Department of Chemistry, University of Michigan, 930 North University Avenue, Ann Arbor, MI 48109, USA.
J Mol Biol. 2010 Feb 12;396(1):195-208. doi: 10.1016/j.jmb.2009.11.039. Epub 2009 Nov 28.
Bacterial ribonuclease P (RNase P) catalyzes the cleavage of 5' leader sequences from precursor tRNAs (pre-tRNAs). Previously, all known substrate nucleotide specificities in this system are derived from RNA-RNA interactions with the RNase P RNA subunit. Here, we demonstrate that pre-tRNA binding affinities for Bacillus subtilis and Escherichia coli RNase P are enhanced by sequence-specific contacts between the fourth pre-tRNA nucleotide on the 5' side of the cleavage site (N(-4)) and the RNase P protein (P protein) subunit. B. subtilis RNase P has a higher affinity for pre-tRNA with adenosine at N(-4), and this binding preference is amplified at physiological divalent ion concentrations. Measurements of pre-tRNA-containing adenosine analogs at N(-4) indicate that specificity arises from a combination of hydrogen bonding to the N6 exocyclic amine of adenosine and steric exclusion of the N2 amine of guanosine.
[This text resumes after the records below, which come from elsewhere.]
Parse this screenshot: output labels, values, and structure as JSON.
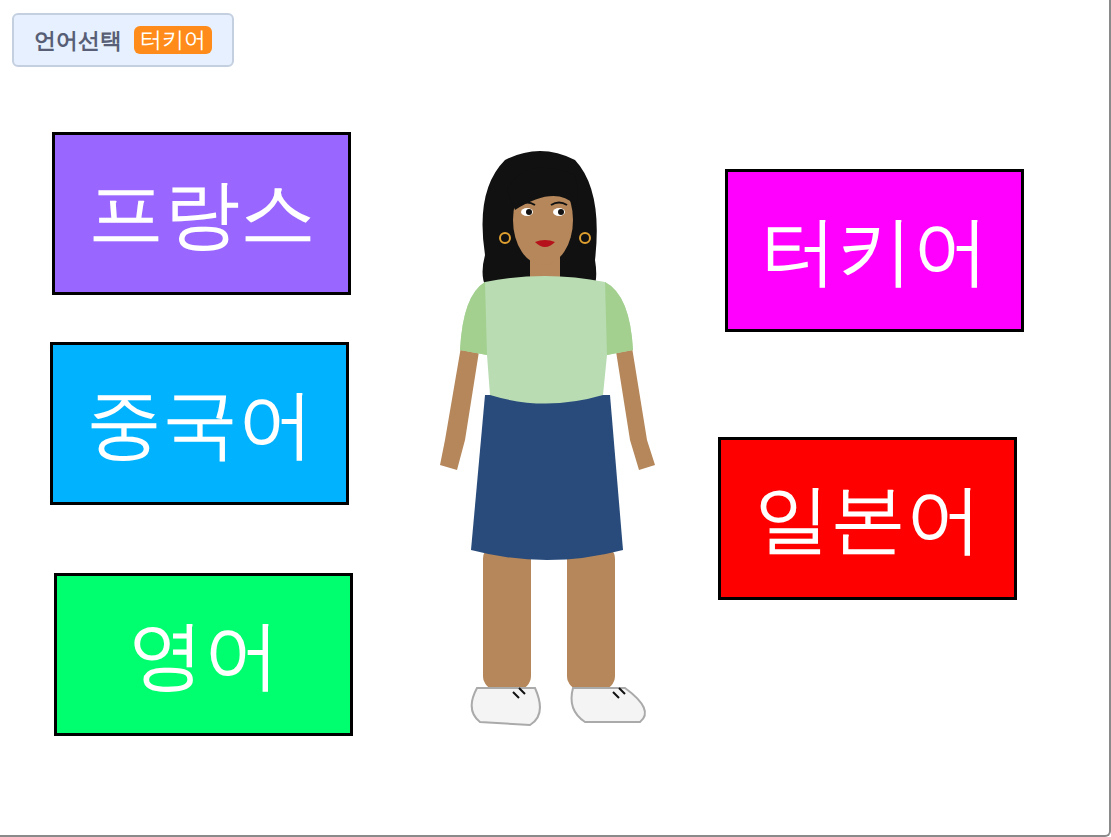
{
  "monitor": {
    "label": "언어선택",
    "value": "터키어"
  },
  "buttons": [
    {
      "label": "프랑스",
      "color": "#9966ff"
    },
    {
      "label": "중국어",
      "color": "#00b2ff"
    },
    {
      "label": "영어",
      "color": "#00ff6e"
    },
    {
      "label": "터키어",
      "color": "#ff00ff"
    },
    {
      "label": "일본어",
      "color": "#ff0000"
    }
  ]
}
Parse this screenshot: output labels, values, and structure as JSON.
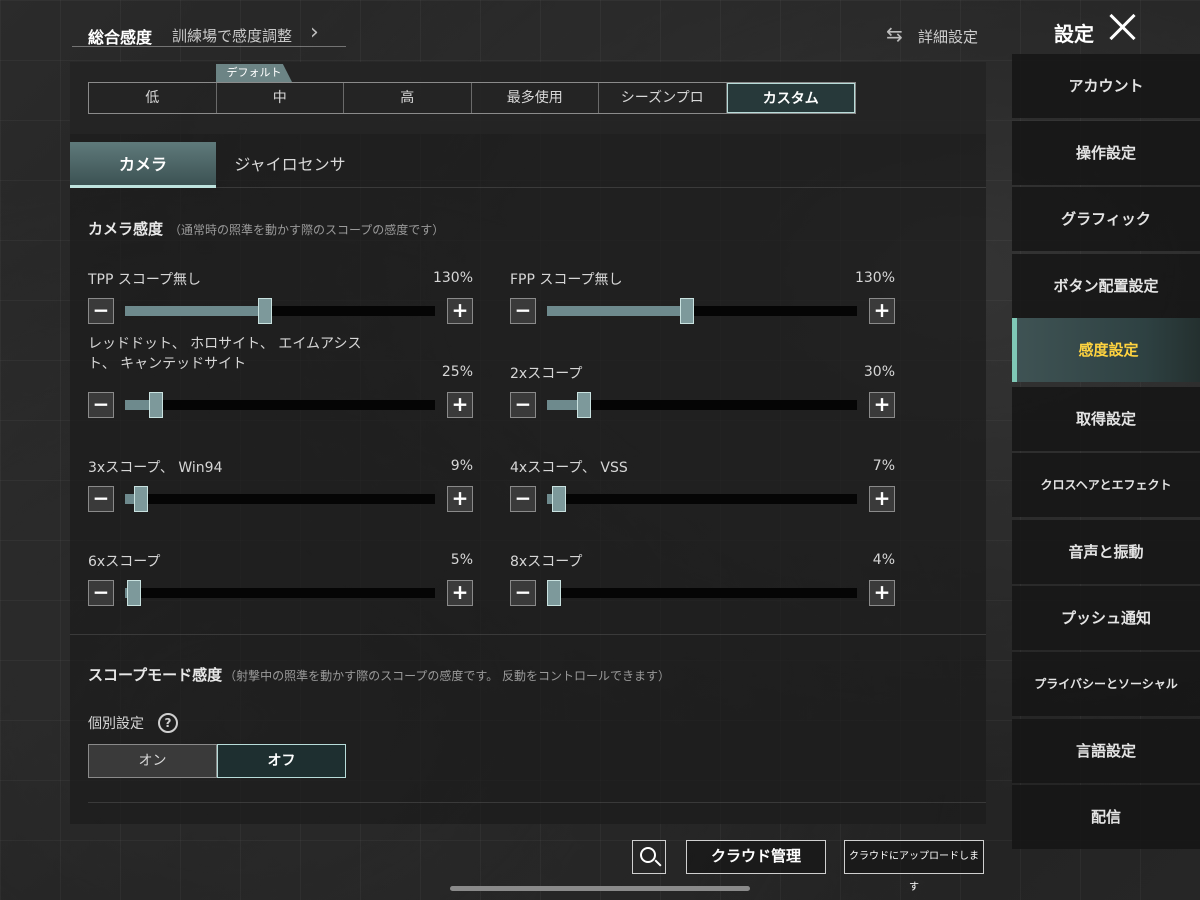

Mutagenesis of B. subtilis P protein indicates that F20 and Y34 contribute to selectivity at N(-4). The hydroxyl group of Y34 enhances selectivity, likely by forming a hydrogen bond with the N(-4) nucleotide. The sequence preference of E. coli RNase P is diminished, showing a weak preference for adenosine and cytosine at N(-4), consistent with the substitution of Leu for Y34 in the E. coli P protein. This is the first identification of a sequence-specific contact between P protein and pre-tRNA that contributes to molecular recognition of RNase P. Additionally, sequence analyses reveal that a greater-than-expected fraction of pre-tRNAs from both E. coli and B. subtilis contains a nucleotide at N(-4) that enhances RNase P affinity. This observation suggests that specificity at N(-4) contributes to substrate recognition in vivo. Furthermore, bioinformatic analyses suggest that sequence-specific contacts between the protein subunit and the leader sequences of pre-tRNAs may be common in bacterial RNase P and may lead to species-specific substrate recognition.
细菌核糖核酸酶 P(RNase P)催化前体 tRNA(pre-tRNA)5' 前导序列的切割。在此之前,该系统中所有已知的底物核苷酸特异性均来自于与 RNase P RNA 亚基的 RNA-RNA 相互作用。在这里,我们证明了枯草芽孢杆菌和大肠杆菌 RNase P 对 pre-tRNA 的结合亲和力通过切割位点 5' 侧的第四位前导核苷酸(N(-4))与 RNase P 蛋白(P 蛋白)亚基之间的序列特异性相互作用而增强。枯草芽孢杆菌 RNase P 对 N(-4) 处为腺嘌呤的 pre-tRNA 具有更高的亲和力,并且这种结合偏好在生理二价离子浓度下得到放大。对 N(-4) 处含有 pre-tRNA 的腺嘌呤类似物的测量表明,特异性源于与腺嘌呤的 N6 外环胺的氢键结合以及鸟嘌呤的 N2 胺的空间排斥。枯草芽孢杆菌 P 蛋白的突变表明 F20 和 Y34 对 N(-4) 处的选择性有贡献。Y34 的羟基通过与 N(-4) 核苷酸形成氢键来增强选择性。大肠杆菌 RNase P 的序列偏好性降低,表明 N(-4) 处对腺嘌呤和胞嘧啶有较弱的偏好,这与大肠杆菌 P 蛋白中 Leu 取代 Y34 一致。这是首次鉴定出 P 蛋白与 pre-tRNA 之间的序列特异性接触,有助于 RNase P 的分子识别。此外,序列分析表明,来自大肠杆菌和枯草芽孢杆菌的 pre-tRNA 中有超过预期比例的 pre-tRNA 在 N(-4) 处含有增强 RNase P 亲和力的核苷酸。这一观察结果表明,N(-4) 处的特异性有助于体内的底物识别。此外,生物信息学分析表明,蛋白质亚基与前导序列之间的序列特异性接触可能在细菌 RNase P 中很常见,并可能导致物种特异性的底物识别。